Each spring I conduct a comprehensive review of filtering and accountability softwares, publishing my report on the Sexual Recovery Institute website. (The report is geared toward recovering sex addicts, but the information is equally useful for other recovering addicts.) As of now, the best filtering and accountability softwares for recovering addicts are:
- Net Nanny, $39.99, available on Windows, MacOS, Android, and iOS devices: The filtering and blocking features offered by Net Nanny are versatile and effective, as are the recording and reporting features. There is no screenshot playback, but everything else a recovering addict might want is included.

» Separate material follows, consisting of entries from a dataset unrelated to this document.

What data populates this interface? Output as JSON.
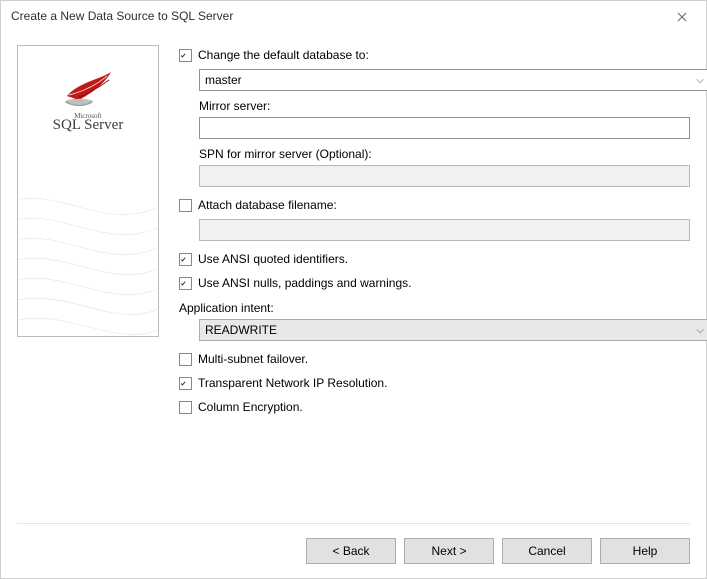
{
  "window": {
    "title": "Create a New Data Source to SQL Server"
  },
  "side": {
    "brand_prefix": "Microsoft",
    "brand": "SQL Server",
    "icon_name": "sqlserver-logo"
  },
  "form": {
    "change_db": {
      "label": "Change the default database to:",
      "checked": true,
      "value": "master"
    },
    "mirror": {
      "label": "Mirror server:",
      "value": ""
    },
    "spn": {
      "label": "SPN for mirror server (Optional):",
      "value": ""
    },
    "attach": {
      "label": "Attach database filename:",
      "checked": false,
      "value": ""
    },
    "ansi_quoted": {
      "label": "Use ANSI quoted identifiers.",
      "checked": true
    },
    "ansi_nulls": {
      "label": "Use ANSI nulls, paddings and warnings.",
      "checked": true
    },
    "intent": {
      "label": "Application intent:",
      "value": "READWRITE"
    },
    "multi_subnet": {
      "label": "Multi-subnet failover.",
      "checked": false
    },
    "tnir": {
      "label": "Transparent Network IP Resolution.",
      "checked": true
    },
    "col_enc": {
      "label": "Column Encryption.",
      "checked": false
    }
  },
  "buttons": {
    "back": "< Back",
    "next": "Next >",
    "cancel": "Cancel",
    "help": "Help"
  }
}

Additionally, Net Nanny is relatively easy to install and configure, and usable on almost any device. Plus, the price is excellent.
- Norton Family Premiere, $49.99, available on Windows, MacOS, Android, and iOS: Norton Family Premiere offers above average filtering and blocking, coupled with above average recording and reporting. Yes, Net Nanny is still the gold standard, but Norton is catching up (as is WebWatcher, discussed below). Ease of installation and configuration is good, and, like Net Nanny, Norton Family Premiere is usable on virtually any device. It’s also reasonably priced.
- WebWatcher, $99.95, available on Windows, MacOS, and Android (but not iOS devices): WebWatcher’s filtering and blocking features are versatile and effective, as are the recording and reporting features. There is no profanity masking, which could be a serious shortcoming for some recovering addicts, but everything else a recovering addict might want is included. Installation and configuration are straightforward. The main issues with WebWatcher are that it’s not available for iPhone or other iOS devices, and it’s twice the price of Net Nanny and Norton Family Premiere.
In addition to filtering and accountability software products, there are a number of recovery related apps that can be downloaded onto smartphones. A few of my favorites are iPromises, 24 Hours a Day, One Day at a Time, Joe & Charley, and AA Big Book & More. Most recovery related apps are free.